21 lettres et billets (38 pages sur 24 feuillets, de divers formats, in-12 à grand in-4). La plupart signés "Guy", "GE" [Guy-Ernest], certaines signées d’un nom de code comme "Ludwig Von Bayern", Commandant en chef" ou "Guatémala".
Facétieuses lettres, certaines codées, avec des collages "métagraphiques", parodiant le langage militaire ou jouant avec une disposition typographique novatrice.
À l’un des membres éphémères du mouvement de l’Internationale lettriste en 1953-1954.
Documents inédits.
C’est en avril 1953 que Gaëtan Langlais (1935-1982) devient membre de l’Internationale lettriste (I.L.), fondée en Belgique en juin 1952 par Serge Berna, Jean-Louis Brau, Guy Debord et Gil J. Wolman. Au sein du groupe, il est désigné par le surnom de "Double Wagon", qui lui vient de sa fonction dans une entreprise d’import-export. Il participe aux activités du groupe, déambule de bar en bar dans Paris avec Ivan Chtcheglov et Guy Debord — ce sont les "dérives" que ce dernier théorisera dans "La théorie de la dérive", 1956 —, en particulier dans le quartier de la Contrescarpe et Chez Moineau, quartier général du groupe. Signataire du tract Touchez pas aux lettristes (avril 1953) diffusé après l'arrestation de Pierre-Joël Berlé pour vol de plomb dans les catacombes, auteur de Jolie Cousette (texte par détournement, 1952-1953), Langlais cosigne deux textes dans l’Internationale lettriste d’août 1953 ("Acte additionnel à la constitution d’une Internationale lettriste" et "Il faut recommencer la guerre en Espagne") et collabore au scénario, inabouti, de La Belle Jeunesse de Guy Debord (1953). Partout où il passe à Paris, il écrit "Les Chinoises pour Gaëtan" sous forme de graffiti sur les murs — revendication qu’il fait figurer dans l’I.S. d’août 1953. Par son métier dans l'import, il a probablement pu subventionné l'I.L. Il s'éloigne du mouvement dès février ou mars 1954, mais il sera considéré comme exclu pour "Sottise" dans Potlatch en juin 1954 ; un projet de tract Comité directeur de l’I.L. précise qu’il a été éliminé pour déviations doctrinales ou médiocrité personnelle : que Langlais soit l’un des seuls salariés du groupe allait peut-être à l’encontre des directives de Debord, dont en 1953 le slogan était "Ne travaillez jamais". Plus tard, Gaëtan Langlais publiera quelques poèmes et dessins dans Front noir (1963-1967), revue opposée aux théories situationnistes de Louis Janover ; son frère cadet, Roger Langlais (1941-2018), essayiste et peintre, est le cofondateur de la revue L’Assommoir (1978-1895). Il restera proche de Ivan Chtcheglov, avec lequel il gardera des contacts réguliers jusqu'en 1971 au moins (voir lot 91).

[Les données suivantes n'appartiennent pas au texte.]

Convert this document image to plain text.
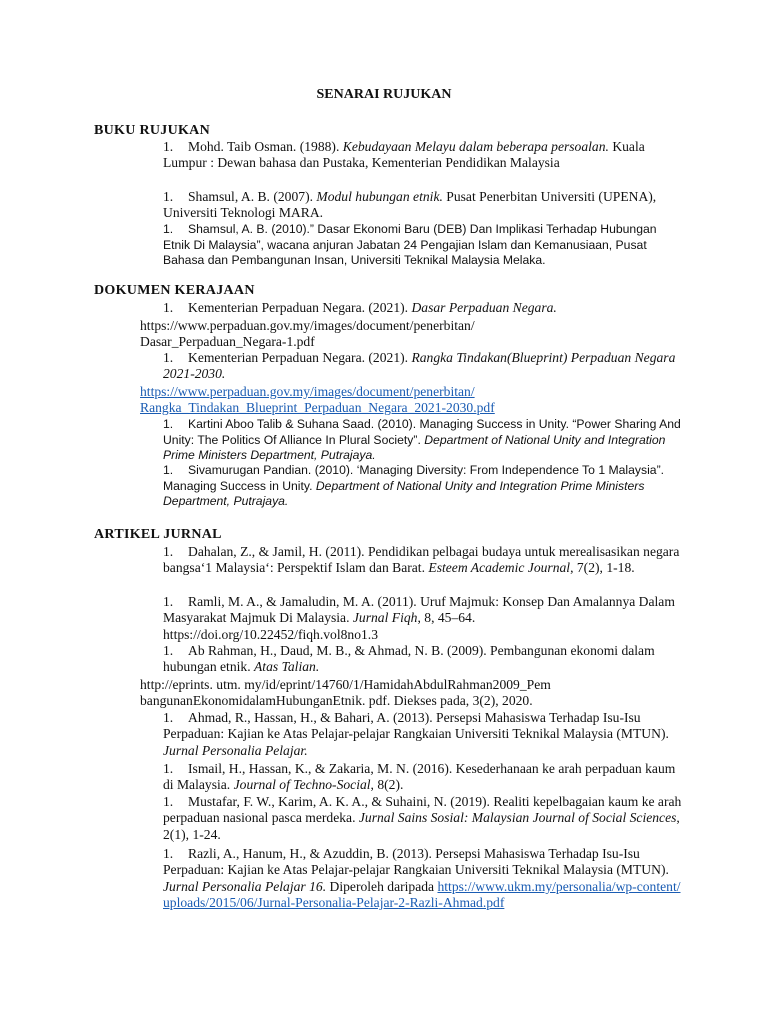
SENARAI RUJUKAN
BUKU RUJUKAN
1. Mohd. Taib Osman. (1988). Kebudayaan Melayu dalam beberapa persoalan. Kuala Lumpur : Dewan bahasa dan Pustaka, Kementerian Pendidikan Malaysia
1. Shamsul, A. B. (2007). Modul hubungan etnik. Pusat Penerbitan Universiti (UPENA), Universiti Teknologi MARA.
1. Shamsul, A. B. (2010).” Dasar Ekonomi Baru (DEB) Dan Implikasi Terhadap Hubungan Etnik Di Malaysia”, wacana anjuran Jabatan 24 Pengajian Islam dan Kemanusiaan, Pusat Bahasa dan Pembangunan Insan, Universiti Teknikal Malaysia Melaka.
DOKUMEN KERAJAAN
1. Kementerian Perpaduan Negara. (2021). Dasar Perpaduan Negara.
https://www.perpaduan.gov.my/images/document/penerbitan/
Dasar_Perpaduan_Negara-1.pdf
1. Kementerian Perpaduan Negara. (2021). Rangka Tindakan(Blueprint) Perpaduan Negara 2021-2030.
https://www.perpaduan.gov.my/images/document/penerbitan/
Rangka_Tindakan_Blueprint_Perpaduan_Negara_2021-2030.pdf
1. Kartini Aboo Talib & Suhana Saad. (2010). Managing Success in Unity. “Power Sharing And Unity: The Politics Of Alliance In Plural Society”. Department of National Unity and Integration Prime Ministers Department, Putrajaya.
1. Sivamurugan Pandian. (2010). ‘Managing Diversity: From Independence To 1 Malaysia”. Managing Success in Unity. Department of National Unity and Integration Prime Ministers Department, Putrajaya.
ARTIKEL JURNAL
1. Dahalan, Z., & Jamil, H. (2011). Pendidikan pelbagai budaya untuk merealisasikan negara bangsa‘1 Malaysia‘: Perspektif Islam dan Barat. Esteem Academic Journal, 7(2), 1-18.
1. Ramli, M. A., & Jamaludin, M. A. (2011). Uruf Majmuk: Konsep Dan Amalannya Dalam Masyarakat Majmuk Di Malaysia. Jurnal Fiqh, 8, 45–64. https://doi.org/10.22452/fiqh.vol8no1.3
1. Ab Rahman, H., Daud, M. B., & Ahmad, N. B. (2009). Pembangunan ekonomi dalam hubungan etnik. Atas Talian.
http://eprints. utm. my/id/eprint/14760/1/HamidahAbdulRahman2009_Pem
bangunanEkonomidalamHubunganEtnik. pdf. Diekses pada, 3(2), 2020.
1. Ahmad, R., Hassan, H., & Bahari, A. (2013). Persepsi Mahasiswa Terhadap Isu-Isu Perpaduan: Kajian ke Atas Pelajar-pelajar Rangkaian Universiti Teknikal Malaysia (MTUN). Jurnal Personalia Pelajar.
1. Ismail, H., Hassan, K., & Zakaria, M. N. (2016). Kesederhanaan ke arah perpaduan kaum di Malaysia. Journal of Techno-Social, 8(2).
1. Mustafar, F. W., Karim, A. K. A., & Suhaini, N. (2019). Realiti kepelbagaian kaum ke arah perpaduan nasional pasca merdeka. Jurnal Sains Sosial: Malaysian Journal of Social Sciences, 2(1), 1-24.
1. Razli, A., Hanum, H., & Azuddin, B. (2013). Persepsi Mahasiswa Terhadap Isu-Isu Perpaduan: Kajian ke Atas Pelajar-pelajar Rangkaian Universiti Teknikal Malaysia (MTUN). Jurnal Personalia Pelajar 16. Diperoleh daripada https://www.ukm.my/personalia/wp-content/uploads/2015/06/Jurnal-Personalia-Pelajar-2-Razli-Ahmad.pdf
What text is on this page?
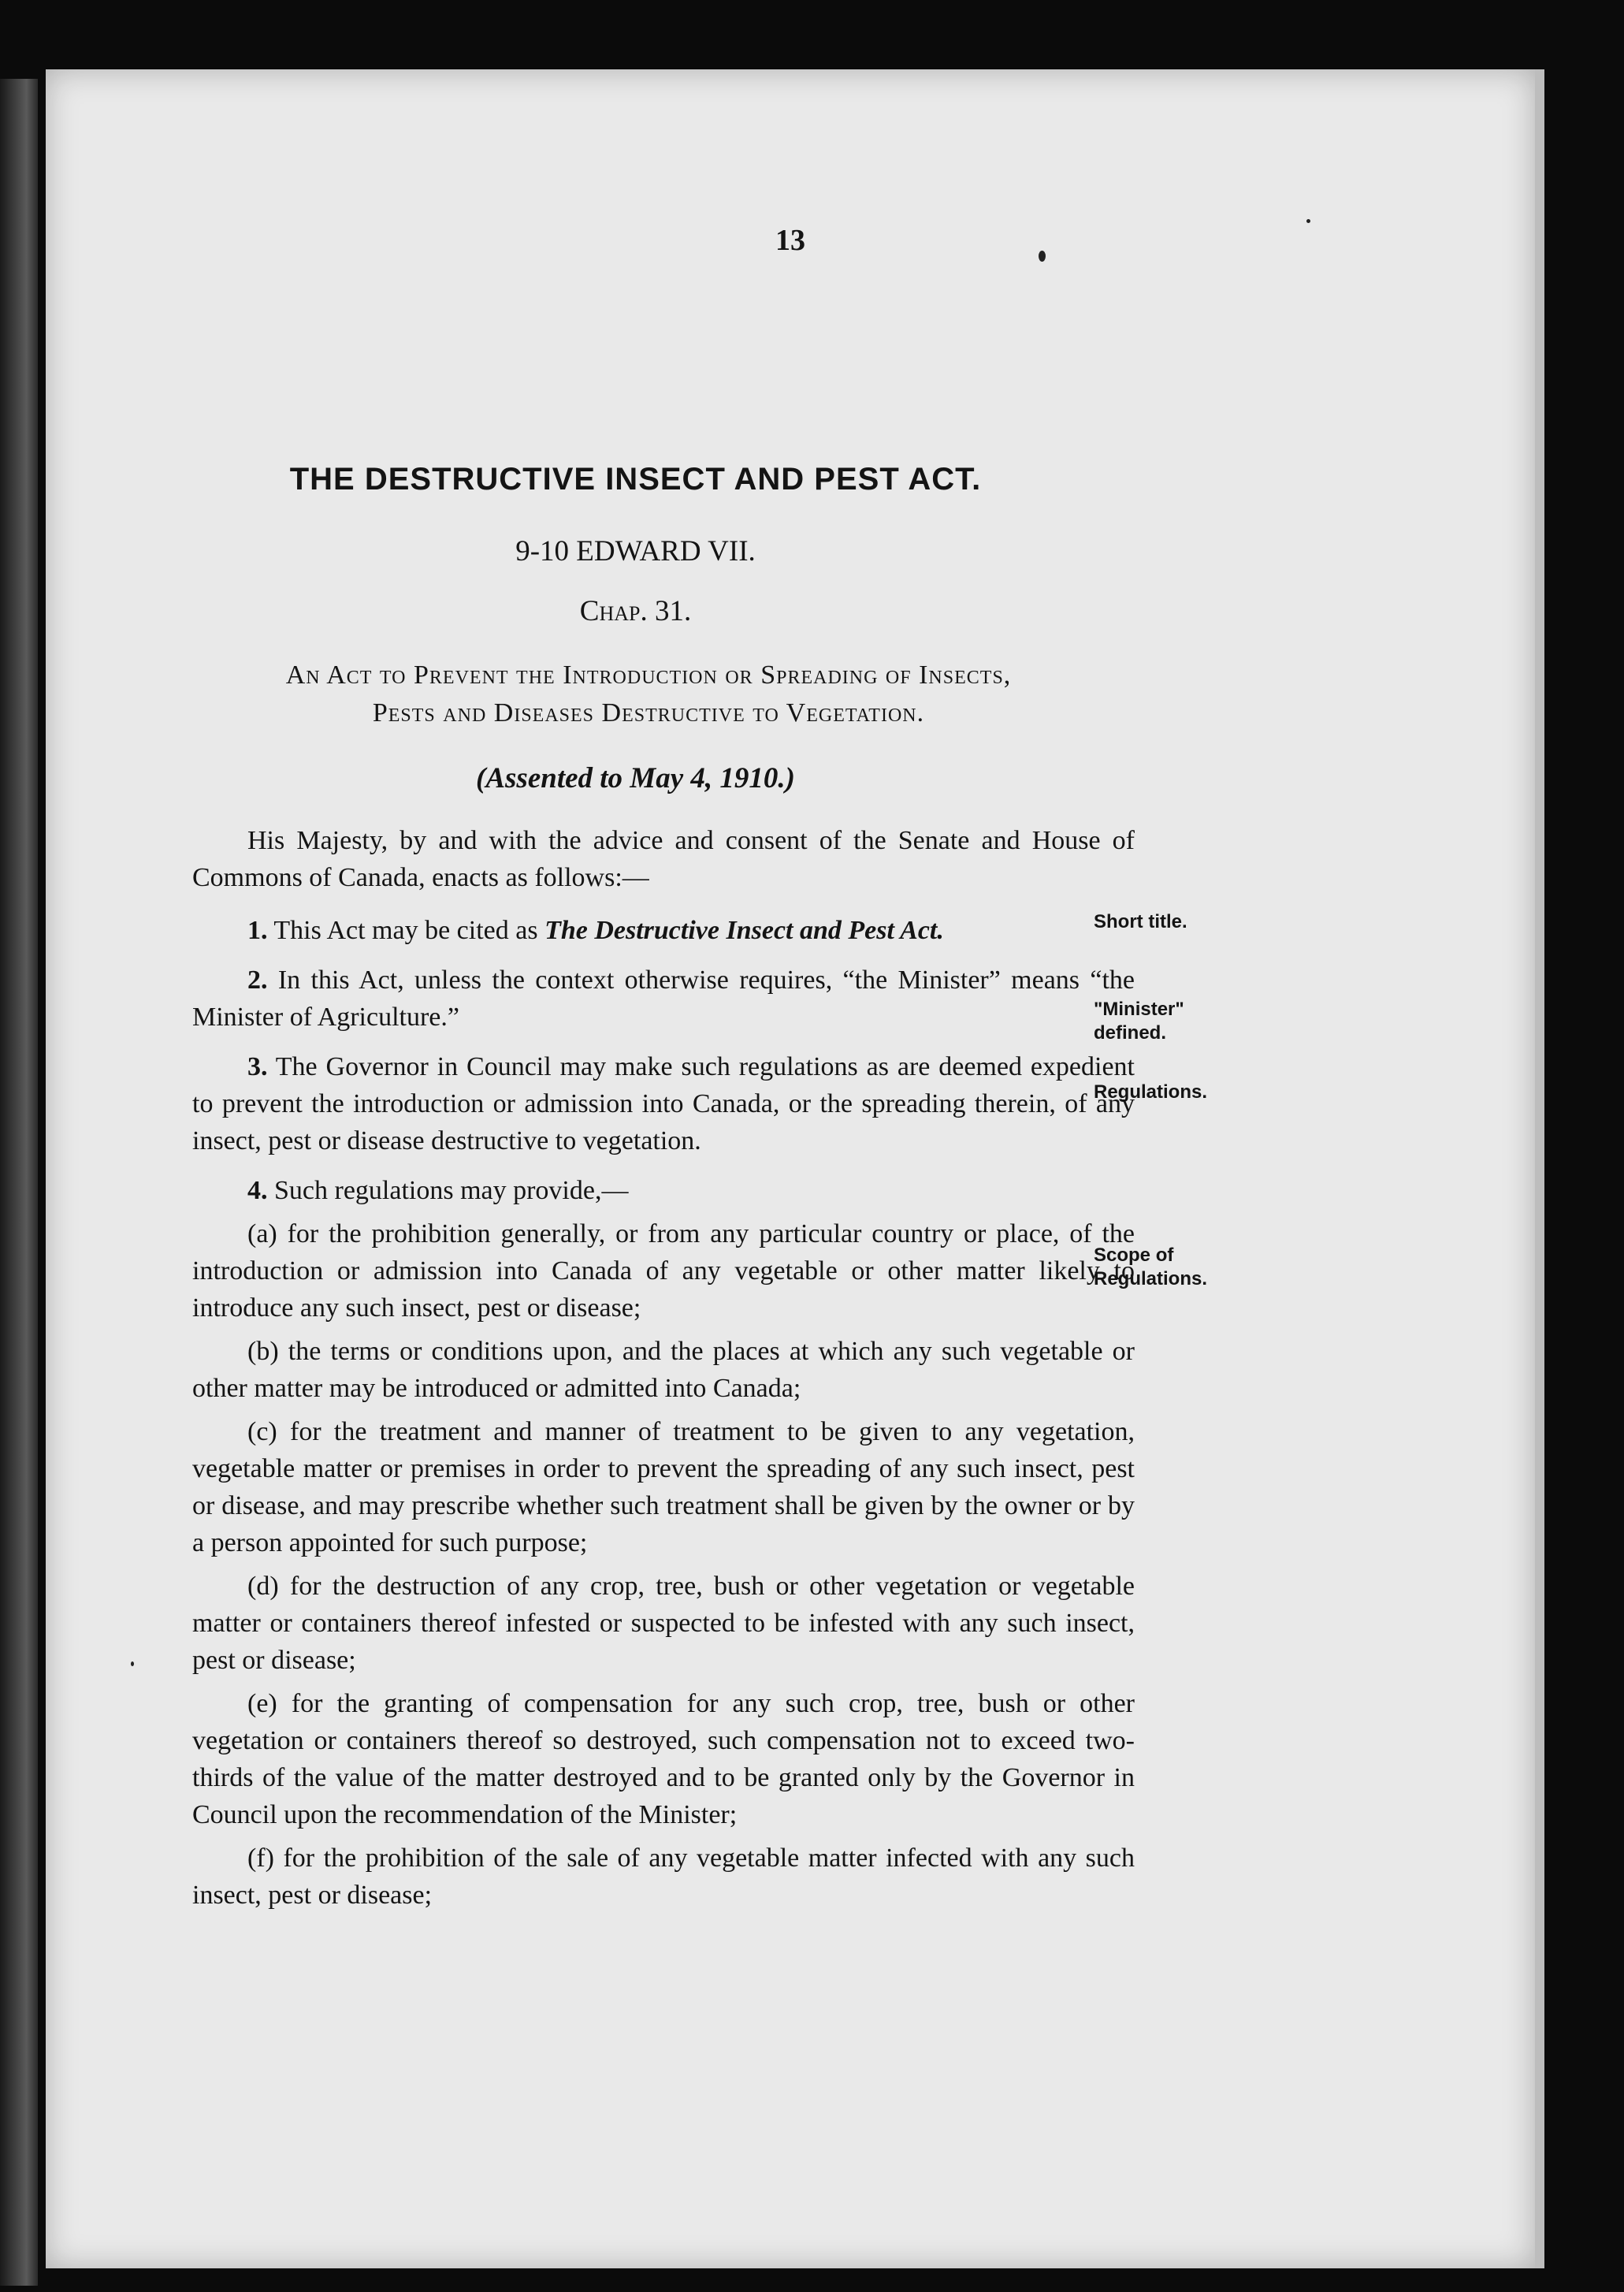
13
THE DESTRUCTIVE INSECT AND PEST ACT.
9-10 EDWARD VII.
Chap. 31.
An Act to Prevent the Introduction or Spreading of Insects,
Pests and Diseases Destructive to Vegetation.
(Assented to May 4, 1910.)

His Majesty, by and with the advice and consent of the Senate and House of Commons of Canada, enacts as follows:—

1. This Act may be cited as The Destructive Insect and Pest Act.

2. In this Act, unless the context otherwise requires, “the Minister” means “the Minister of Agriculture.”

3. The Governor in Council may make such regulations as are deemed expedient to prevent the introduction or admission into Canada, or the spreading therein, of any insect, pest or disease destructive to vegetation.

4. Such regulations may provide,—

(a) for the prohibition generally, or from any particular country or place, of the introduction or admission into Canada of any vegetable or other matter likely to introduce any such insect, pest or disease;

(b) the terms or conditions upon, and the places at which any such vegetable or other matter may be introduced or admitted into Canada;

(c) for the treatment and manner of treatment to be given to any vegetation, vegetable matter or premises in order to prevent the spreading of any such insect, pest or disease, and may prescribe whether such treatment shall be given by the owner or by a person appointed for such purpose;

(d) for the destruction of any crop, tree, bush or other vegetation or vegetable matter or containers thereof infested or suspected to be infested with any such insect, pest or disease;

(e) for the granting of compensation for any such crop, tree, bush or other vegetation or containers thereof so destroyed, such compensation not to exceed two-thirds of the value of the matter destroyed and to be granted only by the Governor in Council upon the recommendation of the Minister;

(f) for the prohibition of the sale of any vegetable matter infected with any such insect, pest or disease;

Short title.
"Minister"
defined.
Regulations.
Scope of
Regulations.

Cette correspondance permet d'en apprendre davantage sur ce membre éphémère de l'I.L., qui fut un temps très proche de Guy Debord Tentant de dresser un portrait de Gaëtan Langlais, les biographes de Ivan Chtcheglov déplorent : "Gaëtan Langlais est un curieux personnage, sur lequel on possède peu de renseignements. Nous n’avons même pas réussi à nous en procurer une photographie" (J.-M. Apostolidès et B. Donné, p. 81).
Missives militaires. Certains de ces courriers adoptent les codes des missives militaires. Ainsi, le 18 octobre 1953, le général en chef Debord adresse au général Langlais un message "URGENT", "ULTRA-SECRET" et "CHIFFRÉ" au sujet d’une intervention militaire de la plus haute importance — c’est une brillante paraphrase militariste des remous du Groupe Algérien de l’Internationale lettriste autour de Mohamed Dahou. En grand stratège, il rend compte des mouvements des troupes lettristes, sous la forme d’un télégramme : "Il ressort des dernières nouvelles reçues d’Algérie que le front du général Dahou a été enfoncé dans la nuit par d’importantes forces ennemies. STOP. La IVe Armée d’Afrique du Nord retraite d’Orléans-ville vers Oran, ses arrières gardes livrant des combats de retardement sur un axe Mostaganem-Relizane-Tiaret. STOP. J’ai ordonné au général Dahou de défendre à tout prix Mascara, pour des raisons économiques évidentes, tout en couvrant Oran avec une partie de ses troupes. STOP. […] Le pays n’est pas sûr. J’ai fait brûler hier au soir tout un quartier de la ville et pendre une dizaine d’habitants pour l’exemple. STOP". Debord ordonne un avancement des troupes, prescrit au général Wolman de couvrir le flanc droit en descendant sur l’Île de la Cité, exige que le colonel Chtcheglov fasse diversion sur les arrières de l’ennemi en s’avançant à Fort-Moineau [le café bar Chez Moineau dans le sixième arrondissement de Paris], et proclame l’anéantissement de la Division Belge. Un autre message recommande : "Si accablés sous le nombre repliez-vous sur les hauteurs de Ste Geneviève [la Contrescarpe, lieu de rassemblement lettriste], tout en défendant le cours supérieur de la Seine […] Quelle aide vous apportent le colonel Chchegloff et ses cavaliers cosaques ? […] J’ai fait proclamer la grève générale par la C.S.A.L. (confédération des syndicats anarcho-lettristes). Ils avancent donc à marche forcée, comme dans l’Armée Rouge".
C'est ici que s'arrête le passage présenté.